En síntesis, la diferencia fundamental entre la concertación de políticas educativas y las alternativas del mercado, por un lado, o del fundamentalismo autoritario por el otro, radica en el papel que se asigne a la dimensión política. Apelar a la concertación implica resguardar la esfera de la política en la toma de decisiones, ya que obliga a cada actor social a discutir y a negociar públicamente sus opciones educativas. El mercado, en cambio, suprime la política y deja la toma de decisiones librada al resultado de determinaciones individuales, en función de intereses y de posibilidades particulares y de corto plazo. El fundamentalismo autoritario, a su vez, elimina la política porque deja todo el poder en manos de un solo actor social. El gran interrogante que abre esta discusión consiste en saber si la política tiene o tendrá la fuerza suficiente como para contrarrestar el peso de las tendencias propias de los intereses económicos.

Destacar la relevancia de la dimensión política frente a las alternativas fundamentalistas de mercado o autoritarias, abre la discusión sobre las características de la política en el nuevo capitalismo en general, y en América Latina en particular. En ese sentido, la paradoja radica en que las mayores demandas que se presentan al comportamiento político están acompañadas por una importante erosión de las instituciones del Estado para satisfacer las demandas sociales y las de los partidos políticos como organizaciones representativas de la ciudadanía. Desde un punto de vista general, el proceso de globalización ha puesto en crisis las instituciones del Estado-nación, y ha provocado la pérdida de capacidad de control democrático sobre un conjunto de decisiones políticas.

Ulrich Beck ha analizado la dinámica del poder mundial y ha llamado la atención sobre el déficit de institucionalidad política capaz de enfrentar los fenómenos de la mundialización. Toda la institucionalidad política está basada en la idea del Estado-nación, y sólo de forma muy precaria aparecen mecanismos institucionales capaces de articular discusiones de carácter mundial. Eso implica que muchas decisiones se adoptan sin discusión y sin procesos de concertación real, porque no existen dispositivos políticos capaces de garantizar procesos democráticos en la toma de decisiones fuera del ámbito del Estado-nación.
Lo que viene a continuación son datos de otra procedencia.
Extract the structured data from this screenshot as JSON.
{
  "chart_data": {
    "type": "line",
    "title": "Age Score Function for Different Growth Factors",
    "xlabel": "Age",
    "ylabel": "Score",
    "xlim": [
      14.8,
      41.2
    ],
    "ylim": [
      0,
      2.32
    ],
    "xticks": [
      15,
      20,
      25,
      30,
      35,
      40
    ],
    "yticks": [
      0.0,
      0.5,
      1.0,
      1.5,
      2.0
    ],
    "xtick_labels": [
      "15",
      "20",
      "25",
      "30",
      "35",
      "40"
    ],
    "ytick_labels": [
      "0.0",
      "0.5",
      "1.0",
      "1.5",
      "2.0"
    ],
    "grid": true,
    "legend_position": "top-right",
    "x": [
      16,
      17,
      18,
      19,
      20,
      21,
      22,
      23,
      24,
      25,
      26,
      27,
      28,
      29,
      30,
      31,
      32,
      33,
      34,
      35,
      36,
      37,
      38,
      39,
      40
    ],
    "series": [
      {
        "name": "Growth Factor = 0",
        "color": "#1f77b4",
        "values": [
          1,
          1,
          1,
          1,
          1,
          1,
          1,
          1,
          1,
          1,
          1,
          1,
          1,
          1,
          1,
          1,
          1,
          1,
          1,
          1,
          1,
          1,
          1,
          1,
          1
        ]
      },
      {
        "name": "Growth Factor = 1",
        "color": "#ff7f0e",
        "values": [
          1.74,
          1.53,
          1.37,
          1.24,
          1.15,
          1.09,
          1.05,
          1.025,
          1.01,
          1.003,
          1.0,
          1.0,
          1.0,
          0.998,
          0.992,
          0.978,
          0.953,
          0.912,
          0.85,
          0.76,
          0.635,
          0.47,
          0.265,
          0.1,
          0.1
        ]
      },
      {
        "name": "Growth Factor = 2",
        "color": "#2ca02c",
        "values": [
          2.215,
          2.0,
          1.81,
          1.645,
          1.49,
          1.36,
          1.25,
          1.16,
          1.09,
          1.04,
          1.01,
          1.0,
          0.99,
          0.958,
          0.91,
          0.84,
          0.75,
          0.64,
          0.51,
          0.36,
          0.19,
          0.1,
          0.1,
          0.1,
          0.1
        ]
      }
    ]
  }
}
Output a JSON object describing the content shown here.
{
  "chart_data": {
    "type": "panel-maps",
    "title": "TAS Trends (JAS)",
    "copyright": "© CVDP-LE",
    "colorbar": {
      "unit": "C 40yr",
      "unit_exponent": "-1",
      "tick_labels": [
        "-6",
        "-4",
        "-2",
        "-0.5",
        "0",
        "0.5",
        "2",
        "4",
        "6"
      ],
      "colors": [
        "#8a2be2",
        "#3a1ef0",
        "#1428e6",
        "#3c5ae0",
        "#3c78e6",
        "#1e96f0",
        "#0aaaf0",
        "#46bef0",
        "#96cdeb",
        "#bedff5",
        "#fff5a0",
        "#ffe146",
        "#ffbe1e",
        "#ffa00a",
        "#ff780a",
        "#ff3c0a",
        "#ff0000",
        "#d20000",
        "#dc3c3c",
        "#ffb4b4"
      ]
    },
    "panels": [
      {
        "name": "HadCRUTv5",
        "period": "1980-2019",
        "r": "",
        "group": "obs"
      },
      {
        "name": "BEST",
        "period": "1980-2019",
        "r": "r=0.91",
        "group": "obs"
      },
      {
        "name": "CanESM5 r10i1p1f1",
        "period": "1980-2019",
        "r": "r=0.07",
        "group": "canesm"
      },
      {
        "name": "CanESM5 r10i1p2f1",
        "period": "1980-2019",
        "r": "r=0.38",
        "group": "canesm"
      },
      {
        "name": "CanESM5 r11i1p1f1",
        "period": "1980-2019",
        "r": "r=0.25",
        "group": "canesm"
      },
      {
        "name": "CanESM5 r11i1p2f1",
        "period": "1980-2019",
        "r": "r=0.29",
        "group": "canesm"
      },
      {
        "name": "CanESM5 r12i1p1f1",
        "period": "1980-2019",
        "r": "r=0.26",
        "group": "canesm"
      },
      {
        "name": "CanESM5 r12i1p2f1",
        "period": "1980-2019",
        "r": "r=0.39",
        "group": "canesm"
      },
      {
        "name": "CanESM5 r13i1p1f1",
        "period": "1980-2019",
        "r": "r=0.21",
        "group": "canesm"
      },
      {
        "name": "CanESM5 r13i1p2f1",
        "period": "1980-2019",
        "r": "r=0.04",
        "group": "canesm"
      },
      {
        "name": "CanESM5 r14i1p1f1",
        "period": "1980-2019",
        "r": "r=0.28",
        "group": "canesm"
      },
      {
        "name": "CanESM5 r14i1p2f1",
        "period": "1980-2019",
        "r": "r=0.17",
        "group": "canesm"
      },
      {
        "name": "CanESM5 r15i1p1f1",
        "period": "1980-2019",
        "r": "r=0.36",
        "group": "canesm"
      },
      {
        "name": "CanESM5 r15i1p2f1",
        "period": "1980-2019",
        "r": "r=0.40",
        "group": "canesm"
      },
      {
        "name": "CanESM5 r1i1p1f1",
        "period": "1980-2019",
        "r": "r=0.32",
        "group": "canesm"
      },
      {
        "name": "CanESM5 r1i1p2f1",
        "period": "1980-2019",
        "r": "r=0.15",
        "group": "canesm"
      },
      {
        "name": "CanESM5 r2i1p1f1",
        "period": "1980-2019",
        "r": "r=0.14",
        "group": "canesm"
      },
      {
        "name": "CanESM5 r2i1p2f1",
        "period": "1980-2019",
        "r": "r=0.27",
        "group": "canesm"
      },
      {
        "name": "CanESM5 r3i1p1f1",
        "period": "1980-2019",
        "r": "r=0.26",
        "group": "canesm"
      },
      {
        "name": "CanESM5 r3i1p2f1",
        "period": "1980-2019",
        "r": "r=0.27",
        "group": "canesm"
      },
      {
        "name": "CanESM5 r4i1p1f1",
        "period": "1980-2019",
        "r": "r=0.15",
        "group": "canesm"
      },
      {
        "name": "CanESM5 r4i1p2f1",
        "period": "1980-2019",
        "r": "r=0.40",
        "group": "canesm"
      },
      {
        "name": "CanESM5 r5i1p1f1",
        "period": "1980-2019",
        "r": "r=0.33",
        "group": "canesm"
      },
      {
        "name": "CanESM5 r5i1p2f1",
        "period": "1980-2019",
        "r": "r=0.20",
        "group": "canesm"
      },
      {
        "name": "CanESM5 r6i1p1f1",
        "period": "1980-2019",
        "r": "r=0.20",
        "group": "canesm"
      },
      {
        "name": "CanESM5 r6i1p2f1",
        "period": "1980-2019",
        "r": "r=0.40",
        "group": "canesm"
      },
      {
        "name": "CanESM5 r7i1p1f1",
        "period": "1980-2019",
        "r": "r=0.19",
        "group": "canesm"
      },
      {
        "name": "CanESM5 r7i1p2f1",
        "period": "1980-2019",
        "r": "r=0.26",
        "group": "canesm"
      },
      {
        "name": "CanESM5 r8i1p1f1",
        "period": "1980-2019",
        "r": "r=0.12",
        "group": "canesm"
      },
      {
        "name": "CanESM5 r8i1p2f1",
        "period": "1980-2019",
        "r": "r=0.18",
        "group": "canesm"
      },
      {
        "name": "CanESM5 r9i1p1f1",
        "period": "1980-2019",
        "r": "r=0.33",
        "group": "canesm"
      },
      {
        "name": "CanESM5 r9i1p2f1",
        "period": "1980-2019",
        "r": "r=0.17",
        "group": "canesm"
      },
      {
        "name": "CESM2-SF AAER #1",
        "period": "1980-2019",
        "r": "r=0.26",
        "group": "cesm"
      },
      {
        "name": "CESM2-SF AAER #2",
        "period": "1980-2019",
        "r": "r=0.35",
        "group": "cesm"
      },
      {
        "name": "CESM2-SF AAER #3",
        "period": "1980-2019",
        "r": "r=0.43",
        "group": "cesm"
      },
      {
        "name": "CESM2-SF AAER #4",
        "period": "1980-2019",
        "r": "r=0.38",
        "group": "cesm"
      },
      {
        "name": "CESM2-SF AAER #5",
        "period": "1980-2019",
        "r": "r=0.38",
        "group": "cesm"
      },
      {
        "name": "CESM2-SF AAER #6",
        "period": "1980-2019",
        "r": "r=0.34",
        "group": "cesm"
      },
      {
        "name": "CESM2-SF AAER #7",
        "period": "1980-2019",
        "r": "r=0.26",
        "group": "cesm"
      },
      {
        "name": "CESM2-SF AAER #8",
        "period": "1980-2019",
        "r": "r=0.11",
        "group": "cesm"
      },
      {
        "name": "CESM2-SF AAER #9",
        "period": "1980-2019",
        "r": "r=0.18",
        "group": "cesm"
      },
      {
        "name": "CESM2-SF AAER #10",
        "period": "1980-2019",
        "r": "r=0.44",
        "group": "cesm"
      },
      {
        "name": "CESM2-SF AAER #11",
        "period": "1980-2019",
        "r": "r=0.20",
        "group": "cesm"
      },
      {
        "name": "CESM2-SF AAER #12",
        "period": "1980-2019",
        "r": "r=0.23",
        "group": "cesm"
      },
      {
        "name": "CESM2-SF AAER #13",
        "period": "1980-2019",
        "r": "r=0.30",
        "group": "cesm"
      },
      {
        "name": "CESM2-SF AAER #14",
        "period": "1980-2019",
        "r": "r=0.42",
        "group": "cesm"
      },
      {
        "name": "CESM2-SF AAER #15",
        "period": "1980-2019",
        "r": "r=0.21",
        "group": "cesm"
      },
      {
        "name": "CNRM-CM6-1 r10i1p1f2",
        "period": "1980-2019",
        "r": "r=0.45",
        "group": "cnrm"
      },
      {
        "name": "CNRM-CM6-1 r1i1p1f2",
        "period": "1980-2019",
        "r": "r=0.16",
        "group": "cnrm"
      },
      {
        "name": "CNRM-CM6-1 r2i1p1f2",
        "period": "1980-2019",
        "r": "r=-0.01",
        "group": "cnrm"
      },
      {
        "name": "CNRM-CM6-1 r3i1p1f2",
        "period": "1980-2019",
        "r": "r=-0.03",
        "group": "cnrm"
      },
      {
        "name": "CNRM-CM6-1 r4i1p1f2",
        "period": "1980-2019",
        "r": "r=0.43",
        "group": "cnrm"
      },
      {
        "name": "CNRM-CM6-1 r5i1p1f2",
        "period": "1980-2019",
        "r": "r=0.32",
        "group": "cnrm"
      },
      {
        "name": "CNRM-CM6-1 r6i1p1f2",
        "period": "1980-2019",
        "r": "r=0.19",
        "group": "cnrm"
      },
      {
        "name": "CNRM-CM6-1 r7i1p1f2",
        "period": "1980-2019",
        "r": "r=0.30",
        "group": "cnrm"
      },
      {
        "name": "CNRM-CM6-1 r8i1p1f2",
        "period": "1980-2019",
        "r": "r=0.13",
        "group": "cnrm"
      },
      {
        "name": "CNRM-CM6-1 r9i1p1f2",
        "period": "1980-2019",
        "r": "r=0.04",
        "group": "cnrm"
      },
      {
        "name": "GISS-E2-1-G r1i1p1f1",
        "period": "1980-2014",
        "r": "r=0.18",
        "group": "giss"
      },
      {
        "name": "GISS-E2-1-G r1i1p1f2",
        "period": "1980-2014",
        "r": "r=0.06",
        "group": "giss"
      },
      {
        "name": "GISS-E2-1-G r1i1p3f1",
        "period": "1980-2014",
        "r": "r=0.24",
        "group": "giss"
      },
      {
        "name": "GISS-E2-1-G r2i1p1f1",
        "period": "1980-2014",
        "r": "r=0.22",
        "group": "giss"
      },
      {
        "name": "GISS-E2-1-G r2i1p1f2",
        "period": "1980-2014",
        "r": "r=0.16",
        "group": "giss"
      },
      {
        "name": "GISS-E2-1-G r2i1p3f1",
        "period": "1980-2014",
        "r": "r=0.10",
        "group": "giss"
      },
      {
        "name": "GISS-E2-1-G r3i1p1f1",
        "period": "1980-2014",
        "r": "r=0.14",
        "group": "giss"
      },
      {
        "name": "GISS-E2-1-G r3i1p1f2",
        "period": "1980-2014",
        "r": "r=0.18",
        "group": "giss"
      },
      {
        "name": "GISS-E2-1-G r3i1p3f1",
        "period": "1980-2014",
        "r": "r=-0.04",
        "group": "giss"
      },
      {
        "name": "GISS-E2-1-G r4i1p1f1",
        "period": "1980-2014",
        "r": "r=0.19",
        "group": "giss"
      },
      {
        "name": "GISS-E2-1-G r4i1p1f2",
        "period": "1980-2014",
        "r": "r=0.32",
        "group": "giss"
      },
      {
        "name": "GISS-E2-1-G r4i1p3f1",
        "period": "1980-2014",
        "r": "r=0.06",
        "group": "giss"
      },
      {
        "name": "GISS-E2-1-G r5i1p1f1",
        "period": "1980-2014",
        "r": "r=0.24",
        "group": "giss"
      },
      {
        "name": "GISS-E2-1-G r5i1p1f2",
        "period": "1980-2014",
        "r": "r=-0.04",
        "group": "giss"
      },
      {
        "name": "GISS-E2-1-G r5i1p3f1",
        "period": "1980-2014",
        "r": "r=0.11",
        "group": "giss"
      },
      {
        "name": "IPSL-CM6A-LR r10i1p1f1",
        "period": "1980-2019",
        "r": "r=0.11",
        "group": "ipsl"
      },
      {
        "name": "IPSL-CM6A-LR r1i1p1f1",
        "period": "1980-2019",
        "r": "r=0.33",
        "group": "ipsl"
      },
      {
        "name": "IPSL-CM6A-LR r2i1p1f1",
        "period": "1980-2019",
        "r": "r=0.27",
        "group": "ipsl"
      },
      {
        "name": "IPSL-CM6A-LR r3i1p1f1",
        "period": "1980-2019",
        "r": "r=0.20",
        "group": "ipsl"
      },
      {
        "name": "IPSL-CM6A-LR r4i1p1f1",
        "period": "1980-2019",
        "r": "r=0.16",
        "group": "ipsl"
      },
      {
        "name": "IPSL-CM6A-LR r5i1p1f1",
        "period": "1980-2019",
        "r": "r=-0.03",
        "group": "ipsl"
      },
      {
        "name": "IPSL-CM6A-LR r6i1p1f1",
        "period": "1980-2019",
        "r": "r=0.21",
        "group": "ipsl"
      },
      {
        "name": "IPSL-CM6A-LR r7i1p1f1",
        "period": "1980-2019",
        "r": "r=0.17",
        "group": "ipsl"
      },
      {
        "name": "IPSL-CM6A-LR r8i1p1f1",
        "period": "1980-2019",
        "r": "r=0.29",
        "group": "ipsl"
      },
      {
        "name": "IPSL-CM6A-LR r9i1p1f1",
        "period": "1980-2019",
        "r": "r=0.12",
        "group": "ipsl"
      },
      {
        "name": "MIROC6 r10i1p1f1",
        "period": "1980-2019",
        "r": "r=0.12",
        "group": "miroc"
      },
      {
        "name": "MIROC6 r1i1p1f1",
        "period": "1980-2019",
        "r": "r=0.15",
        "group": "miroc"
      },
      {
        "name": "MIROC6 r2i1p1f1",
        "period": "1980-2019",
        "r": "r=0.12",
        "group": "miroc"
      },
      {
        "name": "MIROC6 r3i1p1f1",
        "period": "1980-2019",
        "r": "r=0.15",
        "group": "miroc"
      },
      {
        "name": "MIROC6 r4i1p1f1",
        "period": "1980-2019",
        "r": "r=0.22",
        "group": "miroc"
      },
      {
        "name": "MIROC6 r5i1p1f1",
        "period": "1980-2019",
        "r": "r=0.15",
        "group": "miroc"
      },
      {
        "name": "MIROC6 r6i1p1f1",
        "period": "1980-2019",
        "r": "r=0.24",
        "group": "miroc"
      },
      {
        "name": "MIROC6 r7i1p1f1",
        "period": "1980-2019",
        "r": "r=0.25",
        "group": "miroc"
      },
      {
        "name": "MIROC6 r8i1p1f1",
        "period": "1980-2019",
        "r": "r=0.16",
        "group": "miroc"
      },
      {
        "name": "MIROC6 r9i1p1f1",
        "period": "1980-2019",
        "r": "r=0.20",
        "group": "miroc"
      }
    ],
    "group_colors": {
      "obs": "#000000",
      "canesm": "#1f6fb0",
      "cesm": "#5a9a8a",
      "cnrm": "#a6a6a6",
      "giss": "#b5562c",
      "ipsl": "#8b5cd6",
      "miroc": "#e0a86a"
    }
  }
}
Los campos donde se pone de manifiesto este déficit institucional de manera más visible son los económico-financieros y los vinculados con riesgos globales tales como el cuidado del medio ambiente, el terrorismo internacional, el narcotráfico, etc. Sin embargo, cada vez más aparecen decisiones de impacto educativo y cultural que no están sujetas a procesos de concertación. En la medida en que la producción cultural se industrializa, las decisiones en esta área se asimilan a resoluciones económicas. Así es como la creciente oferta educativa virtual y las decisiones empresarias sobre software educativo, por ejemplo, se van alejando cada vez más de los procesos de concertación de tipo nacional.

En el caso de algunos países de América Latina, es preciso recordar que la globalización fue concomitante con la superación del autoritarismo y con el retorno al Estado de Derecho. Si bien la heterogeneidad de situaciones nacionales es muy grande, se puede sostener que, salvo casos especiales, los procesos de retorno a la democracia estuvieron asociados con reformas del Estado que provocaron su creciente incapacidad para responder a las demandas sociales. Con la pérdida de instrumentos para responder a las nuevas y a las tradicionales demandas, se ha extendido un sentimiento general de escepticismo acerca de la potencialidad de la democracia para resolver los problemas sociales. Uno de los indicadores más importantes de este clima es la desconfianza de la ciudadanía con respecto a las instituciones del Estado, hacia los otros actores sociales y hacia el propio sistema democrático. La desconfianza, además, ha alcanzado a las instituciones y a los actores sociales responsables de la transmisión del patrimonio cultural y de la cohesión social. En encuestas a muestras representativas de docentes de varios países se ha podido apreciar que los dirigentes políticos son el grupo social sobre el cual los docentes tienen mayores niveles de desconfianza (que alcanzan entre el 70% y el 80% en todos los casos estudiados). La politización es percibida como negativa en la medida en que está asociada a corrupción, a clientelismo, etc. Pero tampoco gozan de confianza otros actores sociales importantes (empresarios, dirigentes sindicales, etc.).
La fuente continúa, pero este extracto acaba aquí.